Another topic that I have been grappling with is the tension between personal holiness and loving those who are unholy. Of course we are the unholy in and of ourselves, but in Christ we are made holy. We are called to be blameless and above reproach, yet also to love as Jesus loved. Jesus didn’t exactly avoid the blamable and the reproachable, if He did, what hope would there be for us?

So here we are, called to holiness and to love the unholy. Putting aside the “who are you to call yourself holy or to judge others as unholy” question–for that is not the immediate question here–we are left with what appears to be an irresolvable disjunction. How can the “holy” love the “unholy” with out becoming unholy. It sounds like taking a mud bath and staying clean. Yet, is that not what Jesus did?

It is hard to blame the Pharisees for questioning how Jesus could be the Messiah when He ate and drank with sinners. All we have to do is to look in the mirror and see our own tendency to distance our selves from the “unholy” when we are feeling “holy.” It is as if fleeing un-holiness makes us holy.

So what of it? Can we grow in holiness while growing in love for the unholy? Can we be holy and love those who Jesus loves?

Maybe the better question is, can we grow in holiness apart from growing in love for those who we would judge as “holiness challenged”?

Paul, in a prayer for the Thessalonians wrote,

Now may our God and Father himself, and our Lord Jesus, direct our way to you, and may the Lord make you increase and abound in love for one another and for all, as we do for you, so that he may establish your hearts blameless in holiness before our God and Father, at the coming of our Lord Jesus with all his saints (1 Thessalonians 3:11-13).

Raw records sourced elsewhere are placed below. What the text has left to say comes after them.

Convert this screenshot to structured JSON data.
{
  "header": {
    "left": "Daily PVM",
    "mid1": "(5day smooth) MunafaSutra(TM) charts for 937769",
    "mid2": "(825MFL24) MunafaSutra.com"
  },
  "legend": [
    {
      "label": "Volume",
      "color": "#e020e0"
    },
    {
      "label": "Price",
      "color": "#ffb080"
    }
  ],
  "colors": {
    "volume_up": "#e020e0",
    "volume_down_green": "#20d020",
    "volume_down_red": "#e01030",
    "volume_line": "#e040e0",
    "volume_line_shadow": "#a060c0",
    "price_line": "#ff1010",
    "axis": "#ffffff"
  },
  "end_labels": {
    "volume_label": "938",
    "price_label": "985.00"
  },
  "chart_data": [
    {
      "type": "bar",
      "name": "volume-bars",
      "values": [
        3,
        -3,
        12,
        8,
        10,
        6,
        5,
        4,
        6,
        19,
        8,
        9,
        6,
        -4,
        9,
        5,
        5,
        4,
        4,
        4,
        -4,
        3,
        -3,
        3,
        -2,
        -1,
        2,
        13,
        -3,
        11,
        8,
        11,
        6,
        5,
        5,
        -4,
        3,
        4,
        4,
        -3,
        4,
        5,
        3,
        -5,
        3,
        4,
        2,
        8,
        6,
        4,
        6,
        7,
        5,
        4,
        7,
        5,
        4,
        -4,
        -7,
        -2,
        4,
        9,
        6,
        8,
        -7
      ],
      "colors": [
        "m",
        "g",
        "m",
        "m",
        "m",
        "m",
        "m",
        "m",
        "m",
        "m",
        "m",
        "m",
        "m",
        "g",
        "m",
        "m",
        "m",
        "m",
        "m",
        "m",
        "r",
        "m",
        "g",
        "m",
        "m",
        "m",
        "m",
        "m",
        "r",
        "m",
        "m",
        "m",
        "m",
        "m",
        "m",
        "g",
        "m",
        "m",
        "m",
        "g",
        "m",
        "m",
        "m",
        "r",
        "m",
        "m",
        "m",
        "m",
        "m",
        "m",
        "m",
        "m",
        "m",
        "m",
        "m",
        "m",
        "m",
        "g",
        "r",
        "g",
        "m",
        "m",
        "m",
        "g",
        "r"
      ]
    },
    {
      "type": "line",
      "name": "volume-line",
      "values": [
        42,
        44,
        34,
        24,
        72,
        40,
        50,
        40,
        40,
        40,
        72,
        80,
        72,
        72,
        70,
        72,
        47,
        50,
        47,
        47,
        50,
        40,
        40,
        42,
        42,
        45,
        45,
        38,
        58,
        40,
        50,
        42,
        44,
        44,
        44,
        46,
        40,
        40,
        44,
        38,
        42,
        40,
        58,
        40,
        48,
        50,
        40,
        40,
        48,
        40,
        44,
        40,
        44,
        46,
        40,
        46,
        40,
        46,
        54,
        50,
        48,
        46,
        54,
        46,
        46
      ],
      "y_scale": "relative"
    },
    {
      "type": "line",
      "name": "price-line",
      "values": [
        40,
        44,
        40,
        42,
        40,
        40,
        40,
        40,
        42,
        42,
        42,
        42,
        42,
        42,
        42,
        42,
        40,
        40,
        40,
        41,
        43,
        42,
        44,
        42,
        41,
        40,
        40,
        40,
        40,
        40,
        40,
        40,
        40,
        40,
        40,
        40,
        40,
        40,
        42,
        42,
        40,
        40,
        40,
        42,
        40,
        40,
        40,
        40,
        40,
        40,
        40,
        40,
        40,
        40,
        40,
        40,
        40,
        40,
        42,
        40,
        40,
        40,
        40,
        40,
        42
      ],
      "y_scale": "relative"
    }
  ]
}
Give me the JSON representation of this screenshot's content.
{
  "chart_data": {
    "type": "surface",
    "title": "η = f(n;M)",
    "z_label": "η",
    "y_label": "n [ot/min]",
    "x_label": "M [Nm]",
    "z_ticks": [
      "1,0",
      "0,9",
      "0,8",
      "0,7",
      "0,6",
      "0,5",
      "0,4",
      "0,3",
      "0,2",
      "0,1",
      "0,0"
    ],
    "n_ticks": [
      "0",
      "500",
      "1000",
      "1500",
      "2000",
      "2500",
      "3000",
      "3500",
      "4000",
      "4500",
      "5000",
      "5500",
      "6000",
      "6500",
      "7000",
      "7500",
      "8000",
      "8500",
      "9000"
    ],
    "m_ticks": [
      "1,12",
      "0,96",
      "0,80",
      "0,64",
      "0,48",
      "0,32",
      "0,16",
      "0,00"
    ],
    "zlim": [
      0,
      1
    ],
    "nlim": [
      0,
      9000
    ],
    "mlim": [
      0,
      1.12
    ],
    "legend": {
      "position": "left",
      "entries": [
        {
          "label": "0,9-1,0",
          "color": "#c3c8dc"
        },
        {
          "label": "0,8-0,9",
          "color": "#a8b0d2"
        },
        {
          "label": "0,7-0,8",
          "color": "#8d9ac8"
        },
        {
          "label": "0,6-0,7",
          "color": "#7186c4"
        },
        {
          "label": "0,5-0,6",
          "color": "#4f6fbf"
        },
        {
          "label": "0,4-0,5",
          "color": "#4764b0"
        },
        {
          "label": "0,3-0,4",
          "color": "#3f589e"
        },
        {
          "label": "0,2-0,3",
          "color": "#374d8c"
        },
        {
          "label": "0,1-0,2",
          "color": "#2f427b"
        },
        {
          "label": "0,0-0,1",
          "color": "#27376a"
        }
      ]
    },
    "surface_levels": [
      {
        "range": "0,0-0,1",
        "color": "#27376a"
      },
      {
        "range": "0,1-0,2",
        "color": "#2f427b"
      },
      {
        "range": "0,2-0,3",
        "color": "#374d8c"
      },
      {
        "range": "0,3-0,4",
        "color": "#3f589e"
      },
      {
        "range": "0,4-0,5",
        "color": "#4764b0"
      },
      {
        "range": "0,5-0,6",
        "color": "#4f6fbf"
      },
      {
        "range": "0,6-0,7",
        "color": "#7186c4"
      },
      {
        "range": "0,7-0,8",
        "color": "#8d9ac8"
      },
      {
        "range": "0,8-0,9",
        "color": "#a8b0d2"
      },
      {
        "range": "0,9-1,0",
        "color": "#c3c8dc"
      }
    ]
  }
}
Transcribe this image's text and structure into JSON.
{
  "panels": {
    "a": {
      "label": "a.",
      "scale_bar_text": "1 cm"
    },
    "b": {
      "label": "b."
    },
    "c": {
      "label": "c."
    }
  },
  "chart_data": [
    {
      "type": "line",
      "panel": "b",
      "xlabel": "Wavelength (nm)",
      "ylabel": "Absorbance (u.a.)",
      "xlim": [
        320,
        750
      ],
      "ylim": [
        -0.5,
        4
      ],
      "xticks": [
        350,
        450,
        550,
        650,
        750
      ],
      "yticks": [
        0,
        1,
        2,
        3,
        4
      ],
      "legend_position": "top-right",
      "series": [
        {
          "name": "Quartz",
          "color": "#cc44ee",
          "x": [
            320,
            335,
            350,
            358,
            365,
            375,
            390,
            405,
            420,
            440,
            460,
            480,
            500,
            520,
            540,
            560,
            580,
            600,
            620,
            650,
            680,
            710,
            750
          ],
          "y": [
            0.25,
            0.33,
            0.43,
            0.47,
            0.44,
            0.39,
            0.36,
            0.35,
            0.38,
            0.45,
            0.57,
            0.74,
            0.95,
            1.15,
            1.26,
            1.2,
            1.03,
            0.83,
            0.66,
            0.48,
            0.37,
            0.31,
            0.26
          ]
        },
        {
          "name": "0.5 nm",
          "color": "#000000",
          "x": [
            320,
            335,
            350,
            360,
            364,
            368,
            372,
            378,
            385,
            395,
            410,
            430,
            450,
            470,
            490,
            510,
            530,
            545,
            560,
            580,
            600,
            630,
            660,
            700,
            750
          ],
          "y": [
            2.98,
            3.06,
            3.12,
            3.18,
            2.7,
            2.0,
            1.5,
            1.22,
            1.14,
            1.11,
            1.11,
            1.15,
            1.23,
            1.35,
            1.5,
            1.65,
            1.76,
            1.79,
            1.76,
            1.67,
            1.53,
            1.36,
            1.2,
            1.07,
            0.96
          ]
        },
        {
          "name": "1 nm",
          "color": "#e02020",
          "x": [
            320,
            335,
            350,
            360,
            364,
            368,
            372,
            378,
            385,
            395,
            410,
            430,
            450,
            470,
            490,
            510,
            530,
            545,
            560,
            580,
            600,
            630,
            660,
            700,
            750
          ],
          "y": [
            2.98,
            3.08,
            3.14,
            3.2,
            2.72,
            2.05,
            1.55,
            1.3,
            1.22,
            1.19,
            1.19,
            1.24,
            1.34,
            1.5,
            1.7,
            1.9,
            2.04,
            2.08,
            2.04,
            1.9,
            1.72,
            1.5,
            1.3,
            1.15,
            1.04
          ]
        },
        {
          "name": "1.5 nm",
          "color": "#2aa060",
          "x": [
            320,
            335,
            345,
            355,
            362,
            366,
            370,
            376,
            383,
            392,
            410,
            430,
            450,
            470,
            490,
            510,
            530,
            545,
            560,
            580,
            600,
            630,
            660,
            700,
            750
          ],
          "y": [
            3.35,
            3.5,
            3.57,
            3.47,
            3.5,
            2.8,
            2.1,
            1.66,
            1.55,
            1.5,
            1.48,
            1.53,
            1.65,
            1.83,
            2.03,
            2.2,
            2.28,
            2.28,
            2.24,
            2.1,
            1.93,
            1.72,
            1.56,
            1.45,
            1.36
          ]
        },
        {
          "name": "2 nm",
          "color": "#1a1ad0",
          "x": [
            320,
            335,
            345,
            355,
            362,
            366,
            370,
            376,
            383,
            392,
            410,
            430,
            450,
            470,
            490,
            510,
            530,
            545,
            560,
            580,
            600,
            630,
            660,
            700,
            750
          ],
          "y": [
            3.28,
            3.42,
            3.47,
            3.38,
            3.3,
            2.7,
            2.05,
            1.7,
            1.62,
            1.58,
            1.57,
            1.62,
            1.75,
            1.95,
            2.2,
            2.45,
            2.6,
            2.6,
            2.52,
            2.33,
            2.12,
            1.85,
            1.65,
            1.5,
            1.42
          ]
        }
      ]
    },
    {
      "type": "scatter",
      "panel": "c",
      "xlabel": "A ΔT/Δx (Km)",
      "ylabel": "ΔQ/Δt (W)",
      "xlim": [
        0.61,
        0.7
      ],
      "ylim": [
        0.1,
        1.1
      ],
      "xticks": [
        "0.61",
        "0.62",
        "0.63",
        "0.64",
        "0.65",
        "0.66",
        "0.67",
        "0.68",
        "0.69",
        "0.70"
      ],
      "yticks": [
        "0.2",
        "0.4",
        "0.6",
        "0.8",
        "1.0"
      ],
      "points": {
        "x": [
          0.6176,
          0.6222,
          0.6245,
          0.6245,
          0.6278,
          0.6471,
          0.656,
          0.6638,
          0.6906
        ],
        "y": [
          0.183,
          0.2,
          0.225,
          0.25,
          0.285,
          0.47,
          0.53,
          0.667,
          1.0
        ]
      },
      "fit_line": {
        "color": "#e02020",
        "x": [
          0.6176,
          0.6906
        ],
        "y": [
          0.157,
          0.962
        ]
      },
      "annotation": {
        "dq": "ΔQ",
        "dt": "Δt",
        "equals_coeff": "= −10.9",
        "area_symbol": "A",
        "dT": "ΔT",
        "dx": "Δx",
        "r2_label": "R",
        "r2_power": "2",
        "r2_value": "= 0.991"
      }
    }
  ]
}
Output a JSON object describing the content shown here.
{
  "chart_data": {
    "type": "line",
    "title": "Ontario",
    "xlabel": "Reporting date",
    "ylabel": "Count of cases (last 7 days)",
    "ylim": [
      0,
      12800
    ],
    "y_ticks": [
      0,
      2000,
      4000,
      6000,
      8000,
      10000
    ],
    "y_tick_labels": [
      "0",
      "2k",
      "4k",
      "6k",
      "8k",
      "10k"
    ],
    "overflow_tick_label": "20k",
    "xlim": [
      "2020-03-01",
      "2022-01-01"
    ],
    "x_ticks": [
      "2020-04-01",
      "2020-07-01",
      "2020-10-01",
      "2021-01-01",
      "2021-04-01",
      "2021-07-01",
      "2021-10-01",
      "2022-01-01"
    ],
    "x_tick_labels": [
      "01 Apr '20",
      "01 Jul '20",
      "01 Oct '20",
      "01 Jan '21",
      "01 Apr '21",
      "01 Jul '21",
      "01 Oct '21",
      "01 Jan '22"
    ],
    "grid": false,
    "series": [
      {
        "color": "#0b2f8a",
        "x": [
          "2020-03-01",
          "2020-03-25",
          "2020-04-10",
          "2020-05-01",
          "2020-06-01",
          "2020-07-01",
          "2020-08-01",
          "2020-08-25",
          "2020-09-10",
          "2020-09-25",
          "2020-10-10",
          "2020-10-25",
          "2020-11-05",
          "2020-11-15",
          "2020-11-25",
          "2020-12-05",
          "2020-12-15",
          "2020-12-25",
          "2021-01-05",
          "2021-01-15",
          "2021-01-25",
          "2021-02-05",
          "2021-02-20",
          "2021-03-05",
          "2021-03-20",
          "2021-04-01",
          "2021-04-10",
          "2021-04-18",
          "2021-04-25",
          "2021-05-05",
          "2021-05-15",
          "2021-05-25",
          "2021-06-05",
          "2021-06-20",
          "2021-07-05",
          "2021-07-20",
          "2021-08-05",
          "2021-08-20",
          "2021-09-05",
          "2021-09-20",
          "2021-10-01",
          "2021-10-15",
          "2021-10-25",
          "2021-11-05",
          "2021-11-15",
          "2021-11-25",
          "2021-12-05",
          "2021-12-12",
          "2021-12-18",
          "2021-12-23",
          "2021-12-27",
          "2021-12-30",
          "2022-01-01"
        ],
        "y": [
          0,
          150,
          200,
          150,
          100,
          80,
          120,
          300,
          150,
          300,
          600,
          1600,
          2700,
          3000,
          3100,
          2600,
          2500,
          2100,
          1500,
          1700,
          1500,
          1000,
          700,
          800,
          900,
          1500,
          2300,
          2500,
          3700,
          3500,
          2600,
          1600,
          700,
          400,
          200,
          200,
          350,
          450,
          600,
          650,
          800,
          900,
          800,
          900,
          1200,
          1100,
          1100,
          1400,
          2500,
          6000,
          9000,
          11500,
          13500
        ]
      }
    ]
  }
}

It would seem that love for one another–the “holiness challenged” apparently not excluded–is a prerequisite for being established “blameless in holiness.”

This does not mean that we love un-holiness, but it does mean that we do love one another despite our mutual un-holiness. In that sense, we are called to love those who are un-holy. After all, Christ loved us first while we were “un-holy,” and apart from Christ we have no holiness worth speaking of anyway.

Perhaps the, or at least a measure of our own holiness is our love for those who seem to us to be “unholy.”